Но я продолжал крепко держать Энрикеса за руку и сумел на время укротить его стремительный порыв. Он постоял, усердно дымя сигарой, но через миг вновь рванулся вперед.
— Последуем же за ней хотя бы сзади, в отдалении, как того требует учтивость: мы пройдем мимо. ее дома, мы будем смотреть на него, это тронет ее сердце.
Как ни глупо было сопровождать подобным образом девушку, с которой я фактически только что расстался, я знал, что Энрикес вполне способен предпринять преследование в одиночку, и рассудил, что лучше будет уступить и пойти с ним вместе; тем не менее я счел необходимым заметить:
— Я должен тебя предупредить: мисс Мэннерсли и так уже воспринимает твои выходки на танцах как нечто дикое и ни с чем не сообразное, так что на твоем месте я не стал бы вытворять ничего такого, что могло бы усугубить это впечатление.
— Ты хочешь сказать, что она шокирована? — серьезно осведомился Энрикес.
Я чувствовал, что, положа руку на сердце, не могу этого утверждать, и мое замешательство не укрылось от него.
— Так, значит, она просто завидует, — с невыносимым самодовольством заключил он. — Ты видишь? Я же говорил. Всегда то же самое.
Я не выдержал.
— Слушай, Гарри, — сказал я, — если уж хочешь знать, она смотрит на тебя, как на акробата, как на платного трюкача.
— А! —Его черные глаза сверкнули. — Тореро, человек, который сражается с быком, он тоже акробат.
— Да, но она считает тебя клоуном, комедиантом, — ясно?
— Стало быть, я ее рассмешил? — невозмутимо произнес он.
Я не был в этом уверен, но предпочел пожать плечами.
— Прекрасно! — бодро продолжал он. — Любовь, она начинается смехом; она кончается — вздохом.
Я повернулся и взглянул на него при свете луны. Его лицо хранило привычное для испанца важное выражение, настолько важное, что граничило с ироническим. Небольшие черные глаза, как обычно, горели безудержной удалью — удалью молодого, полного жизни животного. Быть не могло, чтобы на него и вправду произвела впечатление заиндевелая бесстрастность мисс Мэннерсли. Мне припомнились его не менее пламенные восторги по адресу некоей мисс Смит, белокурой и розовой красотки с Запада, которые благополучно иссякли без малейшего ущерба для обоих. Мы неторопливо двинулись вперед, и я продолжал уже настойчивее:
— Конечно, у тебя это не более как прихоть, но пойми ты, мисс Мэннерсли думает, что все это всерьез и ты действительно таков по натуре. — Я запнулся, потому что до меня внезапно дошло, что он и есть такой по натуре. — И в конце концов, черт побери, не хочешь же ты, чтобы она приняла тебя за обыкновенного фигляра, а то и за какого‑нибудь пьяного мучачо[10]?
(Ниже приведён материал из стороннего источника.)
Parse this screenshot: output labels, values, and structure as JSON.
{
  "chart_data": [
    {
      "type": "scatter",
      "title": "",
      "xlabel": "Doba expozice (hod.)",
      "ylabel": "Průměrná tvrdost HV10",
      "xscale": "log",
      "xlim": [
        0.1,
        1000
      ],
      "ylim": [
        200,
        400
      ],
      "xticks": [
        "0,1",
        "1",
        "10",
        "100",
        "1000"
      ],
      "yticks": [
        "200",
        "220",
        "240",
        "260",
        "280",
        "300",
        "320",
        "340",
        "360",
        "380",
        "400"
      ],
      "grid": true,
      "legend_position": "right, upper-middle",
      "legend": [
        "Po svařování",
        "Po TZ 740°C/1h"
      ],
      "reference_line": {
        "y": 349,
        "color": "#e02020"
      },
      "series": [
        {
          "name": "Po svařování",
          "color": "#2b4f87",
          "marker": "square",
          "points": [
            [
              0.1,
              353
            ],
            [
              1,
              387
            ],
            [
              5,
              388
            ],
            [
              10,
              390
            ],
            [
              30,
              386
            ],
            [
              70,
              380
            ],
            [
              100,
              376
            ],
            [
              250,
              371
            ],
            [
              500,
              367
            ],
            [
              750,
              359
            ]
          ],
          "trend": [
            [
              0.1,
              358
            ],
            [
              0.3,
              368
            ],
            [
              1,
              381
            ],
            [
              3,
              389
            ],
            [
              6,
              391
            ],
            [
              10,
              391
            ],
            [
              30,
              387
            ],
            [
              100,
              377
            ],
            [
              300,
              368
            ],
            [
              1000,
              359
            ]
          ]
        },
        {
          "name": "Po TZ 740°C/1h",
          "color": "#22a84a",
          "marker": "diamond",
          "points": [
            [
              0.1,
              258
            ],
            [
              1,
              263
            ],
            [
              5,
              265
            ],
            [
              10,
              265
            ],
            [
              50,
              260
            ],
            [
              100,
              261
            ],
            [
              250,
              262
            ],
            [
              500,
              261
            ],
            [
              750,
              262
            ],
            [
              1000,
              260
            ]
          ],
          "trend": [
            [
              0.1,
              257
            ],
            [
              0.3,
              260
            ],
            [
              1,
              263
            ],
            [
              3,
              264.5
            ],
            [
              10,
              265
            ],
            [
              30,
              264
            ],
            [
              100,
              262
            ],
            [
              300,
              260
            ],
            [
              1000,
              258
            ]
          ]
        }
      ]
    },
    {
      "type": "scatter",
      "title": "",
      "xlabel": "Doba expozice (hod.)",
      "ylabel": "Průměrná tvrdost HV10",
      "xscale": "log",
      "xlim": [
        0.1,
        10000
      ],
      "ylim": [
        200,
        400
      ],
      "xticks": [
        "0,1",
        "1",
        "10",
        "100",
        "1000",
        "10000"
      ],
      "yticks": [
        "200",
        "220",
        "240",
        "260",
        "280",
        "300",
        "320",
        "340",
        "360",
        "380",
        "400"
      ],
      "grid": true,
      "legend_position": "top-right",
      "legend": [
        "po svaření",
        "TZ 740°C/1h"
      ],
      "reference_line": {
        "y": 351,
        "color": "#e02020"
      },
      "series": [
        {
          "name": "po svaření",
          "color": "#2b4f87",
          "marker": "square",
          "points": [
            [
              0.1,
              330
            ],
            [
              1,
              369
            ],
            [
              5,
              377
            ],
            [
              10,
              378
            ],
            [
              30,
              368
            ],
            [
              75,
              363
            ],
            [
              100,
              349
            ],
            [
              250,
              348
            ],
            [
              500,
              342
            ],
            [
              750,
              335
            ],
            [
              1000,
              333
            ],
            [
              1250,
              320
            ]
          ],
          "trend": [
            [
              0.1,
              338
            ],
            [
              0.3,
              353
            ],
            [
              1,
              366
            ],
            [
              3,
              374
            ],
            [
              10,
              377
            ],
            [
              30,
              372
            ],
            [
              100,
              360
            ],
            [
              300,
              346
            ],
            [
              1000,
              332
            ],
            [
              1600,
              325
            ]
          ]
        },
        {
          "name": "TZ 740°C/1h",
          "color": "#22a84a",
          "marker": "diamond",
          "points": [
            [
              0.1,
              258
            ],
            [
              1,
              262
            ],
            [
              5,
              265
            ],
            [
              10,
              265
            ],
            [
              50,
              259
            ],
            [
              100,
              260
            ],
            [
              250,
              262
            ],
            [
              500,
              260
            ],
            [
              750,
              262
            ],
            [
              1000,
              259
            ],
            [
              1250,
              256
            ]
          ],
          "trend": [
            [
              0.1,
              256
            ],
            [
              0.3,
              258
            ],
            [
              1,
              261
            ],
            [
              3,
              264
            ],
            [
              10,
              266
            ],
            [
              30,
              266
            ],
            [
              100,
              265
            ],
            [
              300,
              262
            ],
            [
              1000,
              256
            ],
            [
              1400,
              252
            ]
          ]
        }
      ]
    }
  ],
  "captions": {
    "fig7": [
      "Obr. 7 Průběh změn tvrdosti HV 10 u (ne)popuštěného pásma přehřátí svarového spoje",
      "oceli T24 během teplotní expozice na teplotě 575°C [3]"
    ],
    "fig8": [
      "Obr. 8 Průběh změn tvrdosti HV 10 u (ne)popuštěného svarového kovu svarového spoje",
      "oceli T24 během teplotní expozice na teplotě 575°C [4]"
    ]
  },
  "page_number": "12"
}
— Пьяного? —с убийственно–томной миной переспросил Энрикес. — Да, вот слово, которое говорит само за себя. Мой друг, ты попал в самую точку, прямо в яблочко, клянусь тебе! Да, это — опьянение, только не от агвардиенте. Слушай! Жил когда‑то один мой далекий предок, о котором рассказывают красивую историю. Как‑то раз в церкви он видит девушку — обыкновенную крестьяночку; она прошла мимо него в исповедальню. Он взглянул ей в глаза, он покачнулся, — здесь Энрикес для пущей убедительности зашатался, — он упал! — Он и это готов был изобразить наглядно, но я удержал его. — Его отвели домой, и там он сбросил с себя одежды и стал плясать и петь. То было опьянение любовью. И заметь: эта деревенская девушка — в ней не было решительно ничего, даже собой была нехороша. Звали моего предка…
— Дон–Кихот Ламанчский, — злорадно перебил я. — Я так и знал. Ну, будет. Пошли.
— Моего предка, — с достоинством продолжал Энрикес, — звали Антонио Эрменегильдо де Сальватьерра, что вовсе не то же самое. Этого Дон–Кихота, про которого ты говоришь, вообще не было на свете.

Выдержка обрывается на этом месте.